Erica Covile remembers the long days and nights playing basketball as a child in front of her Detroit home.
The neighbors would join Covile and her five brothers at their hoop for a game of street ball. Covile, a junior guard for the women’s basketball team, would spend hours working on her game during these periods, through sweat and tears.
One of her brothers helped her with her shooting form. Another helped her with her dribbling. When they played, Covile was treated like she was a boy. Hard fouls and no mercy encompassed the nature of her childhood games. But looking back on it, she said she would have it no other way.
“They would be hitting me and I would be crying and saying ‘I don’t want to play with you all any more,’” Covile said. “But they would be like ‘Stop crying and man up’ and that is all I could do.”
Even though the six siblings have gone separate ways in time, Covile said the rivalry between them is still strong. When the siblings do get a chance to get together, there is no shortage of trash talk.
“When we are together they are like ‘Oh Erica I could beat you’ or they will be like ‘No, she can’t beat me, she’s a girl,’” Covile said. “But I know I can beat them.”
The Covile family lives and breathes basketball. All five of her brothers played the game at some level. Three of her brothers, Lewis, Ryvon and Kawaun, played collegiate basketball and Ryvon has had a journeyman career overseas since graduating from the University of Detroit Mercy in 2007.
“They just helped me get better,” Covile said of her brothers. “They always had me in the gym, working out when I didn’t want to.”
Covile formed a special bond with her father, Lewis Covile Jr., who coached her as a youth.
While being recruited as a senior in high school, Covile was able to visit Temple with her father. This would be the last college visit the two would spend together, as he died in August 2012.
It was a trying time for the soon-to-be freshman. She was 600 miles away from home and had just lost her father. But it was then she knew she had to carry on with her playing career at Temple.
“Before my dad passed, it was the only visit he came on so I feel like I should stay here,” Covile said. “He would be happy for me.”
Now Covile, who averaged 8.1 points per game and nearly six rebounds per game last season, hopes to help stabilize the team after a tumultuous past couple seasons. Since the 2012-13 season, seven student-athletes have left the university with outstanding eligibility, including four last season. But, Covile believes this year’s team is different and ready to move on.
“Going through all these changes, I feel now this is the best team I’ve been on,” Covile said. “No drama, no nothing.”

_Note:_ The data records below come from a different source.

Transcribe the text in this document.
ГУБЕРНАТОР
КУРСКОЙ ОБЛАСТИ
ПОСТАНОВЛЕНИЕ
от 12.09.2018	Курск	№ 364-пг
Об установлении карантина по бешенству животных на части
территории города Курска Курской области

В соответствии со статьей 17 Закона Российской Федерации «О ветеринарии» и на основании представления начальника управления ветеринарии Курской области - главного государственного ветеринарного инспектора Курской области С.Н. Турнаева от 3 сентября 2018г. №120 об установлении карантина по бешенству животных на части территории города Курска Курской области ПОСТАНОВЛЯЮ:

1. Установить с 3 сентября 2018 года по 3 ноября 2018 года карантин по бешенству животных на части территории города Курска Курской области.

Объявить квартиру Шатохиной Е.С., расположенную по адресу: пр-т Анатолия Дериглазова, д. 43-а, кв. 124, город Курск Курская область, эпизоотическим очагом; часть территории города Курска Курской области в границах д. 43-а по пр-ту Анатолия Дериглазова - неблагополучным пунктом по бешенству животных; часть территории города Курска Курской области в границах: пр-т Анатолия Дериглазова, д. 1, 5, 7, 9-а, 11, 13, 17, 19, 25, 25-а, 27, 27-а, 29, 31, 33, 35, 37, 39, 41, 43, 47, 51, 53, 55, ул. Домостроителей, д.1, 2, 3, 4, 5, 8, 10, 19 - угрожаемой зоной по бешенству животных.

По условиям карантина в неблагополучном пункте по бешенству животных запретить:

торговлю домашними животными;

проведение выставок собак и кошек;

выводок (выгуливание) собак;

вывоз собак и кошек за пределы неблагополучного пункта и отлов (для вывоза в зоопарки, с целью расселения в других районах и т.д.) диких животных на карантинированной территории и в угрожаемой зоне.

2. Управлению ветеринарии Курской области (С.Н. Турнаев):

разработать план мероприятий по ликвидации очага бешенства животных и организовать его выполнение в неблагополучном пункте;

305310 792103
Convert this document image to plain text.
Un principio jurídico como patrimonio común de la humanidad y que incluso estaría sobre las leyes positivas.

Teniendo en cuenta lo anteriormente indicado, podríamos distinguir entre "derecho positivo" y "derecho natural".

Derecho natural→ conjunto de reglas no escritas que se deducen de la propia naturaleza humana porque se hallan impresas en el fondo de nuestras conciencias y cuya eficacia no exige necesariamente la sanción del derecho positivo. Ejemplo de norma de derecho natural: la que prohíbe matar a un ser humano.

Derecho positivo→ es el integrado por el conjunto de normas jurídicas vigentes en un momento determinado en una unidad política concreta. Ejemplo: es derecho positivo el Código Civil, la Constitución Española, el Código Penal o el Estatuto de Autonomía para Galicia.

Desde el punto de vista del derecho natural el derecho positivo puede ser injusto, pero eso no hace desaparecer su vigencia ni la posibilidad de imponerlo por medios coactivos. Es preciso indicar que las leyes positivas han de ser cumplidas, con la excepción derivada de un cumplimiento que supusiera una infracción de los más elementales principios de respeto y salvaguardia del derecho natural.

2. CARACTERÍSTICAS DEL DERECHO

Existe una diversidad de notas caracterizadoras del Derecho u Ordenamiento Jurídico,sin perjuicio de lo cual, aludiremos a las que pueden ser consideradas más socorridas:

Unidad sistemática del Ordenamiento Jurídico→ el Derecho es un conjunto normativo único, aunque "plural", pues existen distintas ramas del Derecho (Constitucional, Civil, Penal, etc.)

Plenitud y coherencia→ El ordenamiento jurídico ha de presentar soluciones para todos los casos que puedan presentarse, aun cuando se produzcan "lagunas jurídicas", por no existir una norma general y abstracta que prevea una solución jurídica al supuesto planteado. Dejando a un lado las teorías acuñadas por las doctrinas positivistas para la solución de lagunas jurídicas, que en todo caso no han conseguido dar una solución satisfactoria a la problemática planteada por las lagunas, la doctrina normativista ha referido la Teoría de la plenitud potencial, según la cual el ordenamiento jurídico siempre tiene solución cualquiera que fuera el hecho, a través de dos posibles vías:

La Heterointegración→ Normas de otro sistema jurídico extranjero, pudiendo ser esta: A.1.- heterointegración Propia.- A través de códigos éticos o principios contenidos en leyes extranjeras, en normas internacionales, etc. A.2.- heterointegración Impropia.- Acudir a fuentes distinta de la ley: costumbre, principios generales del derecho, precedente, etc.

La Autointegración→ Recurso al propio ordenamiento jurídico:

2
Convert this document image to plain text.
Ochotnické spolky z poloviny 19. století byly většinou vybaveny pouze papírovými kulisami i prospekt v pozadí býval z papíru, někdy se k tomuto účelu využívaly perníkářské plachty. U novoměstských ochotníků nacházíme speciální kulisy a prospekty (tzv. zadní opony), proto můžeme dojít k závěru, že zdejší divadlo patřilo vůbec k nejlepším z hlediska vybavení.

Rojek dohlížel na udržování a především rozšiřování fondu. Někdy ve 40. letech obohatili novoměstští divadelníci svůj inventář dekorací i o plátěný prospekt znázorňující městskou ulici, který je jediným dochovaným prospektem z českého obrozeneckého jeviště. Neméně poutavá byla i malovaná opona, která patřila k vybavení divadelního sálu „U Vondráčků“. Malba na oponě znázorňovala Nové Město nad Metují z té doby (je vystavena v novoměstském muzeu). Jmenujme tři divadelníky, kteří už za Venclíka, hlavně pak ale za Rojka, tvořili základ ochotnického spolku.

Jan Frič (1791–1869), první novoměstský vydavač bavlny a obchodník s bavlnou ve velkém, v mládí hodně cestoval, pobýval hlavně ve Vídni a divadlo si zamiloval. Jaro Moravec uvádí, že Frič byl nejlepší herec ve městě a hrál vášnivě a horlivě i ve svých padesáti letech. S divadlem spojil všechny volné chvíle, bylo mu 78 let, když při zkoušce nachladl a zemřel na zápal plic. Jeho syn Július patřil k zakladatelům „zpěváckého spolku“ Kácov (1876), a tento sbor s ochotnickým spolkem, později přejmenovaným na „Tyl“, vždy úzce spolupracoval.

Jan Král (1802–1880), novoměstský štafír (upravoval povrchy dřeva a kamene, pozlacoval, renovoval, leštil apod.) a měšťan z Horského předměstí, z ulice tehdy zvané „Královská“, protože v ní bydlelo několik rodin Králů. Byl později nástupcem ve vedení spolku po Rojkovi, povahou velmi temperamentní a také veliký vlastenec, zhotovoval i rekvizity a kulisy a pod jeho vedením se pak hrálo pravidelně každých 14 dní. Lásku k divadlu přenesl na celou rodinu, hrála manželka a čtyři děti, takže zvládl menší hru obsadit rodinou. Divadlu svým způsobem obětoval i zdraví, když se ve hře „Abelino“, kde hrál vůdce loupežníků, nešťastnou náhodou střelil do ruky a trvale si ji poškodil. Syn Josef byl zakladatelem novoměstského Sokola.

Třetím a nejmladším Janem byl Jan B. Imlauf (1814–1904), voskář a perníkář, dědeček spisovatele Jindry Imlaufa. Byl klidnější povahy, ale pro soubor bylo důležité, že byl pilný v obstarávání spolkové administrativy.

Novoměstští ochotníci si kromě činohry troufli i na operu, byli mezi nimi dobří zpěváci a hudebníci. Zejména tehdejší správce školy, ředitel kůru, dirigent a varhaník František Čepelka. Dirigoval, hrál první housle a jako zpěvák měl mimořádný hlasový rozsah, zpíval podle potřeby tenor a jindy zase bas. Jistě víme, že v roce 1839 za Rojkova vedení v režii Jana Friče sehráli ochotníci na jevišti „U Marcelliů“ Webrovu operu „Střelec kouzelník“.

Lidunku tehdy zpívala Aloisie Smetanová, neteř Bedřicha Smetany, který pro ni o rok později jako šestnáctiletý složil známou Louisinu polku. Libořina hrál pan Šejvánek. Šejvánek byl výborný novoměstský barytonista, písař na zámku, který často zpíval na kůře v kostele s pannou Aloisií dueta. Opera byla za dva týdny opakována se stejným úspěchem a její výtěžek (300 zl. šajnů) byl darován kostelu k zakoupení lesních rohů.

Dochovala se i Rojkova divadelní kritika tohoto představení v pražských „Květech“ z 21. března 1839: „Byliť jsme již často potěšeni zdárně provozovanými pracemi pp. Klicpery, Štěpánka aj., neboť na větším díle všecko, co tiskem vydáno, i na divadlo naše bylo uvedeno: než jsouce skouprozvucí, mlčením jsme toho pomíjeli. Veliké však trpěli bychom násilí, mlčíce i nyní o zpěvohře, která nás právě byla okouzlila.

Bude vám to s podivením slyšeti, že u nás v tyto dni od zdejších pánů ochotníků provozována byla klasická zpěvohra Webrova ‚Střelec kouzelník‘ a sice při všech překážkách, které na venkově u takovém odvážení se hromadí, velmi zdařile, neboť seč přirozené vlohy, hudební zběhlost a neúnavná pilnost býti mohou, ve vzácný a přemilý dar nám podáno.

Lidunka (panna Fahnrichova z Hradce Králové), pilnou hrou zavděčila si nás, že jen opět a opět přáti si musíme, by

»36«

Covile also said this year’s team is closer than in previous years. The team shares the same goals and mindsets. Prior to this season, the team sentiment was not shared, Covile said.
“Everybody gets along, it is just a family now,” Covile said. “Everybody would only hang out with certain people, we were never together and no we are always together, hanging out.”
Now a junior, Covile will be called upon to take on a larger leadership role on a team with seven underclassmen. With her shy and quiet demeanor, the transition into the leadership role has been a challenge for Covile.
“On the court I’m starting to be more vocal,” Covile said. “According to my coaches, I need to be more vocal and more of a lead, which I’m working on.”
Coach Tonya Cardoza insists on Covile taking a leadership position with such a young team. But Cardoza also realizes that it is a challenge for Covile to go outside of her comfort zone.
“It is hard for her because she is naturally a soft-spoken person and right now we need her to be a little more vocal,” Cardoza said. “It is hard for her and we understand but we are trying to get her to go outside of herself.”